Penjabat Wali Kota Tebing Tinggi Drs. Syarmadani, M.Si. berharap, melalui momen ini dapat menjalin sinergi bersama stakeholder/pihak terkait sebagai upaya menaikkan kelas Usaha Mikro Kecil dan Menengah.
“Kegiatan kita hari ini, dalam rangka untuk menjalin sinergi sebagai upaya menaikkan kelas UMKM, karena UMKM sebagai pelaku ekonomi yang benar riil dan paling kuat dalam menjaga ekonomi,” ujar Pj. Wali Kota saat membuka kegiatan tersebut.
Menurut Pj. Wali Kota, generasi muda atau generasi milenial, memiliki andil besar dalam pertumbuhan UMKM khususnya di Kota Tebing Tinggi.
“Generasi muda, memiliki terobosan inovasi serta mempunyai jaringan luas dan itu peluang bisnis bagi pertumbuhan UMKM,” jelas Pj. Wali Kota.

Disampaikan Syarmadani, beberapa kendala yang dihadapi UMKM yaitu mulai dari modal, perijinan dan sertifikasi halal.
Atas kendala itu, Pj. Wali Kota meminta kepada pihak terkait, agar senantiasa mendengarkan saran dan masukan dari para pelaku usaha UMKM.
Sehingga kedepan, para pelaku UMKM ini, semakin tambah sukses dengan usaha yang ada.
“Mohon mulai sekarang bangun optimisme, bangun semangat juang tinggi, sehingga kita bisa bangkitkan ekonomi secara bersama. Mari kita buka bersama kegiatan, ini dengan ucapan basmalah,” ucap Pj. Wali Kota.
Sementara, Kabag Kemitraan Pengembangan Ekonomi dan Keuangan Daerah, OJK Solihin menyampaikan, dalam mendukung program pemulihan ekonomi usaha dalam pemberdayaan UMKM, OJK sebagai regulator telah mengeluarkan kebijakan optimalisasi penyaluran program KUR.
“Penyaluran KUR di Kota Tebing Tinggi, posisi semester 1 tercatat sebesar 43,1 milyar disalurkan kepada 800 debitur, dengan jumlah penyaluran KUR Super Mikro sebanyak 1,7 milyar kepada 202 debitur kemudian KUR Mikro sebanyak 25,1 milyar kepada 530 debitur dan KUR Kecil sebanyak 16,2 milyar kepada 68 debitur,” ungkap Solihin.

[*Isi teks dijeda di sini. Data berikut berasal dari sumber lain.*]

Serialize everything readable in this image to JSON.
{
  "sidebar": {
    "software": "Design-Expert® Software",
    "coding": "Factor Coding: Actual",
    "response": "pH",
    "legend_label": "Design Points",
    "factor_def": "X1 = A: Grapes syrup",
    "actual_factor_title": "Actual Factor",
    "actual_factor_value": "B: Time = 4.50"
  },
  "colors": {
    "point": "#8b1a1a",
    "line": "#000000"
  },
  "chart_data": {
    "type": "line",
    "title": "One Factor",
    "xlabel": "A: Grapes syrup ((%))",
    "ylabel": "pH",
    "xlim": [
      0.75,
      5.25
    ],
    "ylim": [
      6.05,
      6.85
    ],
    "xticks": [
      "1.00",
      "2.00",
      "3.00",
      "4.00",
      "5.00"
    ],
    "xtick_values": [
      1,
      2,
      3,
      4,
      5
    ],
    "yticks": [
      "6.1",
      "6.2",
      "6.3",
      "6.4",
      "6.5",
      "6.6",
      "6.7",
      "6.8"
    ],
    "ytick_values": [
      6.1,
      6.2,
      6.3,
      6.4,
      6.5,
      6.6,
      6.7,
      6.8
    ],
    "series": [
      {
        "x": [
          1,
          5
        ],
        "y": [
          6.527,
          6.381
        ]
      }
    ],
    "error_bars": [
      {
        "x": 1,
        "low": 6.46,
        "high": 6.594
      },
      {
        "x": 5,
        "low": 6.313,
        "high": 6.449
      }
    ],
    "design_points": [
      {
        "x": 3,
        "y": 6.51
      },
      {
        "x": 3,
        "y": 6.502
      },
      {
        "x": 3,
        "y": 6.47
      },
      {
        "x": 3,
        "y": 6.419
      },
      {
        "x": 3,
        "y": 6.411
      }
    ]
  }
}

Terkait OSS, Solihin berharap, perijinan usaha menjadi lebih mudah dan semakin dipermudah kepada para pelaku usaha, yang tidak perlu mendatangi OPD hanya untuk mengurus ini.
Selain itu, produk halal juga menjadi fokus utama dari OJK. Menurutnya, pelaku usaha UMKM, perlu mendapat sertifikat halal, dalam meningkatkan kualitas produknya.

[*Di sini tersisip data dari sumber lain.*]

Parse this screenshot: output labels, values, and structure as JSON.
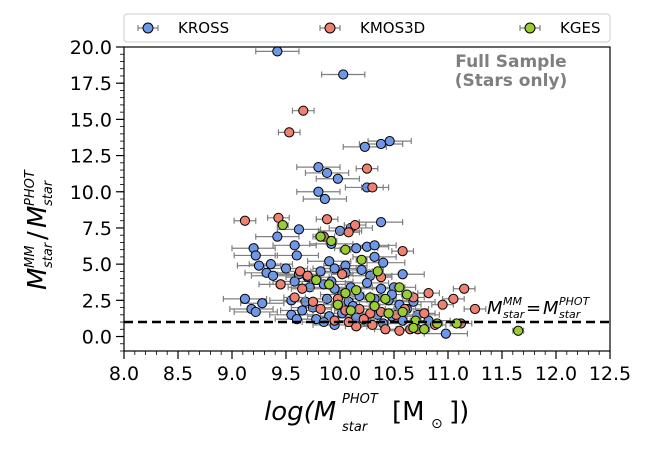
{
  "chart_data": {
    "type": "scatter",
    "xlabel": "log(M_star^PHOT [M_⊙])",
    "ylabel": "M_star^MM / M_star^PHOT",
    "xlim": [
      8.0,
      12.5
    ],
    "ylim": [
      -1.0,
      20.0
    ],
    "xticks": [
      "8.0",
      "8.5",
      "9.0",
      "9.5",
      "10.0",
      "10.5",
      "11.0",
      "11.5",
      "12.0",
      "12.5"
    ],
    "yticks": [
      "0.0",
      "2.5",
      "5.0",
      "7.5",
      "10.0",
      "12.5",
      "15.0",
      "17.5",
      "20.0"
    ],
    "legend_position": "top, outside plot",
    "annotation": "Full Sample (Stars only)",
    "reference_line": {
      "y": 1.0,
      "style": "dashed",
      "label": "M_star^MM = M_star^PHOT"
    },
    "series": [
      {
        "name": "KROSS",
        "color": "#6f97e8",
        "xerr": 0.2,
        "points": [
          [
            9.42,
            19.7
          ],
          [
            10.03,
            18.1
          ],
          [
            10.38,
            13.3
          ],
          [
            10.46,
            13.5
          ],
          [
            10.23,
            13.1
          ],
          [
            9.8,
            11.7
          ],
          [
            9.88,
            11.3
          ],
          [
            9.98,
            10.9
          ],
          [
            10.25,
            10.3
          ],
          [
            9.8,
            10.0
          ],
          [
            9.86,
            9.5
          ],
          [
            10.38,
            7.9
          ],
          [
            10.1,
            7.5
          ],
          [
            10.0,
            7.3
          ],
          [
            9.62,
            7.4
          ],
          [
            9.42,
            6.9
          ],
          [
            9.2,
            6.1
          ],
          [
            9.58,
            6.3
          ],
          [
            9.92,
            6.4
          ],
          [
            10.15,
            6.1
          ],
          [
            10.25,
            6.2
          ],
          [
            10.32,
            6.3
          ],
          [
            9.22,
            5.6
          ],
          [
            9.6,
            5.6
          ],
          [
            9.36,
            5.0
          ],
          [
            9.25,
            4.9
          ],
          [
            9.5,
            4.7
          ],
          [
            9.9,
            5.2
          ],
          [
            10.05,
            4.9
          ],
          [
            10.32,
            5.5
          ],
          [
            10.4,
            5.1
          ],
          [
            9.32,
            4.4
          ],
          [
            9.38,
            4.2
          ],
          [
            9.62,
            4.3
          ],
          [
            9.7,
            4.1
          ],
          [
            9.82,
            4.5
          ],
          [
            9.95,
            4.7
          ],
          [
            10.05,
            4.4
          ],
          [
            10.2,
            4.6
          ],
          [
            10.28,
            4.2
          ],
          [
            10.58,
            4.3
          ],
          [
            9.45,
            3.6
          ],
          [
            9.58,
            3.8
          ],
          [
            9.72,
            3.4
          ],
          [
            9.85,
            3.6
          ],
          [
            9.95,
            3.3
          ],
          [
            10.1,
            3.4
          ],
          [
            10.25,
            3.7
          ],
          [
            10.38,
            3.3
          ],
          [
            10.5,
            3.4
          ],
          [
            9.12,
            2.6
          ],
          [
            9.18,
            1.9
          ],
          [
            9.28,
            2.3
          ],
          [
            9.55,
            2.5
          ],
          [
            9.68,
            2.4
          ],
          [
            9.75,
            2.0
          ],
          [
            9.88,
            2.6
          ],
          [
            9.98,
            2.2
          ],
          [
            10.08,
            2.4
          ],
          [
            10.18,
            2.8
          ],
          [
            10.32,
            2.6
          ],
          [
            10.45,
            2.5
          ],
          [
            10.55,
            2.2
          ],
          [
            10.68,
            2.4
          ],
          [
            9.22,
            1.7
          ],
          [
            9.55,
            1.5
          ],
          [
            9.65,
            1.8
          ],
          [
            9.78,
            1.2
          ],
          [
            9.9,
            1.4
          ],
          [
            9.95,
            0.8
          ],
          [
            10.02,
            1.6
          ],
          [
            10.15,
            1.3
          ],
          [
            10.25,
            1.0
          ],
          [
            10.35,
            1.5
          ],
          [
            10.48,
            1.4
          ],
          [
            10.58,
            1.1
          ],
          [
            10.62,
            1.9
          ],
          [
            10.72,
            1.5
          ],
          [
            9.6,
            1.2
          ],
          [
            9.85,
            1.0
          ],
          [
            10.4,
            0.9
          ],
          [
            10.98,
            0.2
          ],
          [
            10.82,
            1.1
          ],
          [
            10.02,
            2.9
          ],
          [
            10.12,
            2.1
          ],
          [
            9.92,
            3.8
          ],
          [
            10.48,
            2.9
          ]
        ]
      },
      {
        "name": "KMOS3D",
        "color": "#f08070",
        "xerr": 0.1,
        "points": [
          [
            9.66,
            15.6
          ],
          [
            9.53,
            14.1
          ],
          [
            10.25,
            11.6
          ],
          [
            10.3,
            10.3
          ],
          [
            9.12,
            8.0
          ],
          [
            9.43,
            8.2
          ],
          [
            9.88,
            8.1
          ],
          [
            10.14,
            7.7
          ],
          [
            10.08,
            7.2
          ],
          [
            9.85,
            6.9
          ],
          [
            10.58,
            5.9
          ],
          [
            9.45,
            3.6
          ],
          [
            9.63,
            4.5
          ],
          [
            9.7,
            4.2
          ],
          [
            10.02,
            4.3
          ],
          [
            10.38,
            4.1
          ],
          [
            9.58,
            2.7
          ],
          [
            9.75,
            2.4
          ],
          [
            9.82,
            1.9
          ],
          [
            9.98,
            2.6
          ],
          [
            10.05,
            1.8
          ],
          [
            10.18,
            1.9
          ],
          [
            10.28,
            1.6
          ],
          [
            10.38,
            1.7
          ],
          [
            10.52,
            1.5
          ],
          [
            10.6,
            1.9
          ],
          [
            10.68,
            2.7
          ],
          [
            10.78,
            1.6
          ],
          [
            10.82,
            3.0
          ],
          [
            10.88,
            0.8
          ],
          [
            10.95,
            2.2
          ],
          [
            11.05,
            2.6
          ],
          [
            11.15,
            3.3
          ],
          [
            11.25,
            1.9
          ],
          [
            11.12,
            0.9
          ],
          [
            10.42,
            0.5
          ],
          [
            10.65,
            0.5
          ],
          [
            10.15,
            0.7
          ],
          [
            10.3,
            0.8
          ],
          [
            10.55,
            0.4
          ],
          [
            10.72,
            0.5
          ],
          [
            9.95,
            1.1
          ],
          [
            10.08,
            1.0
          ],
          [
            10.22,
            1.2
          ],
          [
            9.65,
            3.3
          ]
        ]
      },
      {
        "name": "KGES",
        "color": "#9acd32",
        "xerr": 0.05,
        "points": [
          [
            9.47,
            7.7
          ],
          [
            9.82,
            6.9
          ],
          [
            9.92,
            6.6
          ],
          [
            10.05,
            6.0
          ],
          [
            10.2,
            5.3
          ],
          [
            10.35,
            4.5
          ],
          [
            9.78,
            3.9
          ],
          [
            9.9,
            3.6
          ],
          [
            10.05,
            3.0
          ],
          [
            10.15,
            3.2
          ],
          [
            10.28,
            2.7
          ],
          [
            10.42,
            2.6
          ],
          [
            10.55,
            3.4
          ],
          [
            10.62,
            2.9
          ],
          [
            9.98,
            2.2
          ],
          [
            10.1,
            1.8
          ],
          [
            10.32,
            2.1
          ],
          [
            10.45,
            1.6
          ],
          [
            10.58,
            1.7
          ],
          [
            10.7,
            1.1
          ],
          [
            10.68,
            0.6
          ],
          [
            10.78,
            0.5
          ],
          [
            10.9,
            0.9
          ],
          [
            11.08,
            0.9
          ],
          [
            11.65,
            0.4
          ]
        ]
      }
    ]
  }
}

“Oleh karena itu, pemda perlu melakukan sosialisasi bersama MUI dan Kemenag kepada pelaku usaha ini, terkait pentingnya produk yang harus tersertifikasi halal,” harapnya.
Kabag Perekonomian dan SDA Ir. Nasrullah dalam laporannya mengatakan, tujuan dari kegiatan ini adalah untuk memperkuat permodalan usaha, dalam rangka pelaksanaan kebijakan percepatan pengembangan sektor riil dan pemberdayaan UMKM dalam program KUR dan meningkatkan kepercayaan konsumen.
“Mari kita meningkatkan pangsa pasar, meningkatkan daya saing bisnis, dalam Program Sertifikasi Halal serta mempermudah penerbitan NIB (Nomor Induk Berusaha) atau Perizinan Berusaha Terintegrasi Secara Elektronik atau OSS,” jelas Ir. Nasrullah.
Hadir dalam kegiatan tersebut, Kadisnakerperin Ir. Iboy Hutapea, Plt. Kadis DPMPTSP Amris Siahaan, S.Pd., M.Si., Lurah atau mewakili, Asisten Manager Kantor Perwakilan BI provinsi Sumut Catherine Natasya, Auditor Halal LPH PT. Sucofindo Kantor Cabang Medan Harnisyah Nasution, Direktur Bank Sumut Cabang Tebing Tinggi Muhamamd Sadly, S.E., TPID Kota Tebing Tinggi dan tamu undangan serta tim peliputan Diskominfo.(H. Suhartoyo)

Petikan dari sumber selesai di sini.